Bridging Ancestry Gaps in Genomic Risk Prediction with Tabular Foundation Models
Journal:
bioRxiv
Published Date:
Jun 2, 2026
Abstract
Motivation: Models deployed for genomic prediction of diseases perform unevenly across populations, limiting clinical utility. Two factors drive this limitation: large imbalances in sample availability across ancestry groups and non-stationarity of genotype-phenotype effect sizes across the ancestry continuum. While tabular foundation models with in-context learning (ICL) have shown strong sample efficiency in other domains, their effectiveness for genotype-to-phenotype prediction and their robustness to ancestry-driven effect heterogeneity remain unclear. Results: Using large, ancestrally diverse biobank data, we show that ICL-capable tabular foundation models reduce performance degradation in under-sampled ancestry groups compared to conventional supervised approaches.

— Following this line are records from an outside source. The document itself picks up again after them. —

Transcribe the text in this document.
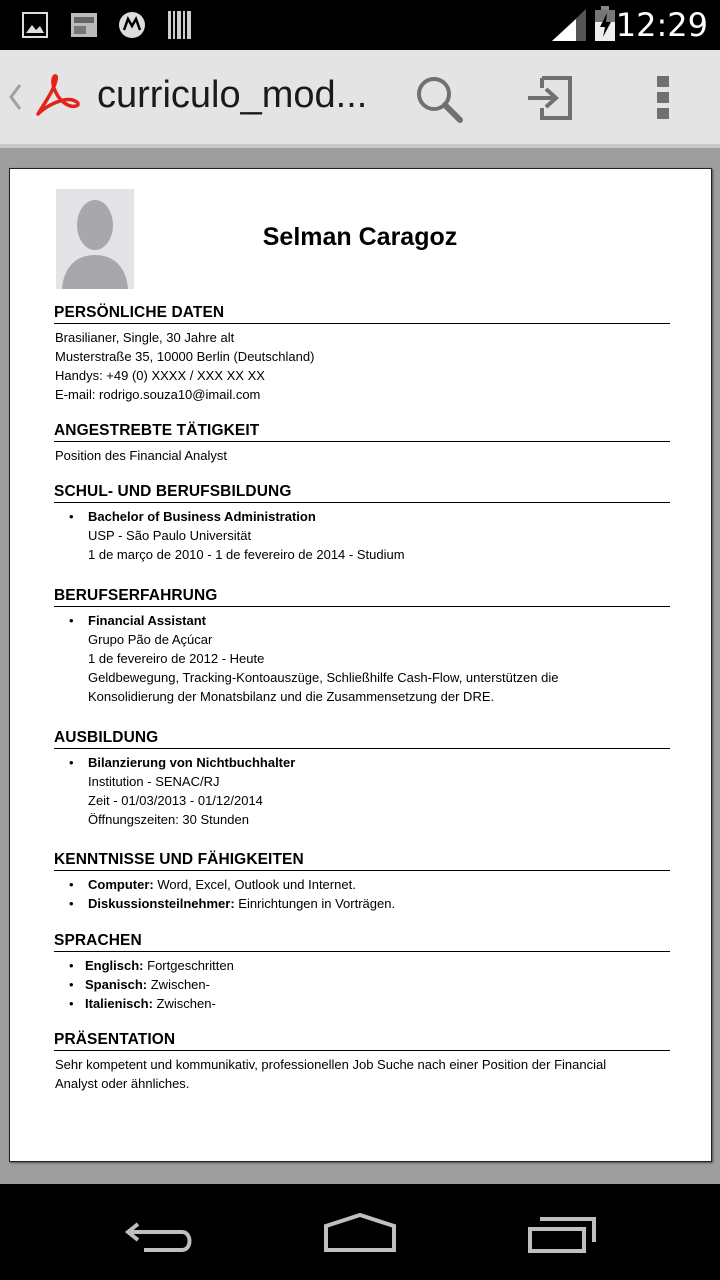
12:29
curriculo_mod...
Selman Caragoz
PERSÖNLICHE DATEN
Brasilianer, Single, 30 Jahre alt
Musterstraße 35, 10000 Berlin (Deutschland)
Handys: +49 (0) XXXX / XXX XX XX
E-mail: rodrigo.souza10@imail.com
ANGESTREBTE TÄTIGKEIT
Position des Financial Analyst
SCHUL- UND BERUFSBILDUNG
• Bachelor of Business Administration
USP - São Paulo Universität
1 de março de 2010 - 1 de fevereiro de 2014 - Studium
BERUFSERFAHRUNG
• Financial Assistant
Grupo Pão de Açúcar
1 de fevereiro de 2012 - Heute
Geldbewegung, Tracking-Kontoauszüge, Schließhilfe Cash-Flow, unterstützen die
Konsolidierung der Monatsbilanz und die Zusammensetzung der DRE.
AUSBILDUNG
• Bilanzierung von Nichtbuchhalter
Institution - SENAC/RJ
Zeit - 01/03/2013 - 01/12/2014
Öffnungszeiten: 30 Stunden
KENNTNISSE UND FÄHIGKEITEN
• Computer: Word, Excel, Outlook und Internet.
• Diskussionsteilnehmer: Einrichtungen in Vorträgen.
SPRACHEN
• Englisch: Fortgeschritten
• Spanisch: Zwischen-
• Italienisch: Zwischen-
PRÄSENTATION
Sehr kompetent und kommunikativ, professionellen Job Suche nach einer Position der Financial
Analyst oder ähnliches.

However, we find that prevailing models trained on existing synthetic tabular tasks fail when allele effect sizes vary across ancestry space. Treating genetic ancestry as a continuous variable, we introduce an instruction-tuning framework that exposes models to synthetic tasks with ancestry-dependent non-stationary effects. Instruction-tuned models achieve improved and more stable predictive performance across the genetic ancestry continuum, including for individuals distant from in-context exemplars in ancestry space.